Friday, November 15, 2013

Shakespeare scholar Anne Barton dies at 80, a graceful, expert voice by Charles McNulty













Anne Barton, one of the 20th century’s foremost Shakespeare scholars, died Monday in Cambridge, England.  She was 80 years old. The announcement was made by Cambridge University, where she was an emeritus professor of English and fellow of Trinity College. 
An American who grew up in Westchester County, New York, Bobbyann Roesen set sail for England after graduating from Bryn Mawr in 1954 and spent most of her life on the native soil of her great subject, William Shakespeare
Shakespeare was her destiny. As an undergraduate, she published in “Shakespeare Quarterly” the essay “Love’s Labour’s Lost,” the last paragraph of which contained, in her own words, “the germ” of what became her most important book, “Shakespeare and the Idea of the Play” (1962).

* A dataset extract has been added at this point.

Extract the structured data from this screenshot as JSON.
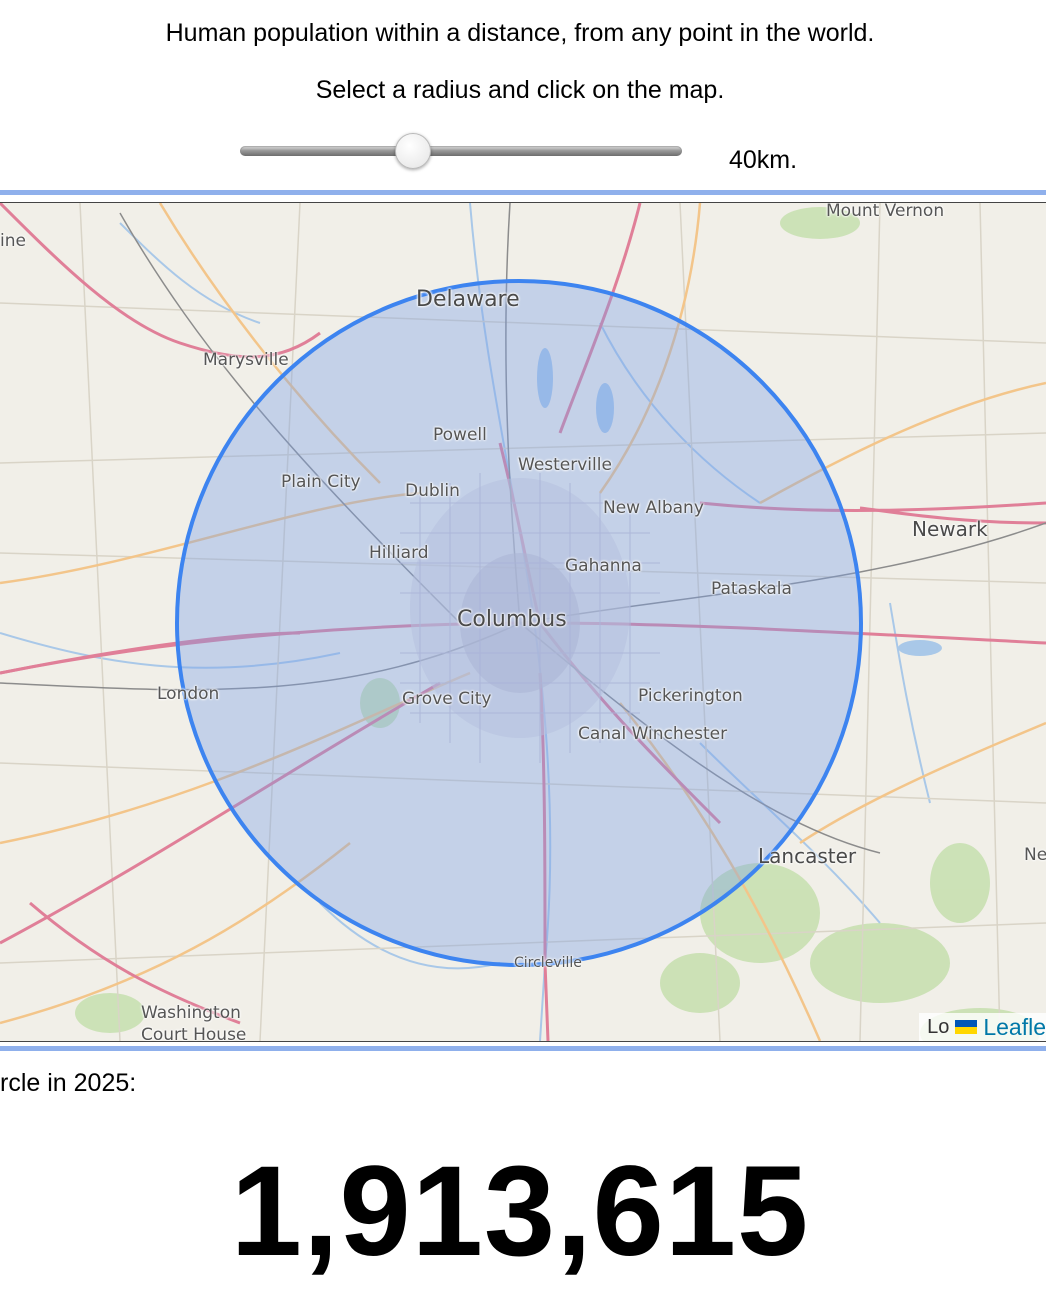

Here she argued that for the playwright the stage, with its mirthful impersonations and flamboyant games, provided a buoyant symbol not of illusion but of reality itself. 
She earned a PhD at Cambridge and became the first woman to hold a Fellowship in New College, Oxford before returning to Cambridge, where she rose to prominence as one of the leading authorities in English Renaissance and Early Modern literature. Among her many honors, she was made a fellow of the British Academy. 
Her books include "Ben Jonson, Dramatist" (1982), “The Names of Comedy” (1990), “Byron: Don Juan” (1992) and the collection “Essays, Mainly Shakespearean" (1994).
But she is perhaps best known in the U.S. for her introductions to Shakespeare’s comedies in “The Riverside Shakespeare,” the backbreaking tome American undergraduates have been lugging in their knapsacks for generations. 
It’s safe to say that through these prefaces Barton awakened countless students -- future academics, theater artists and critics among them -- to the miracle of Shakespeare’s genius.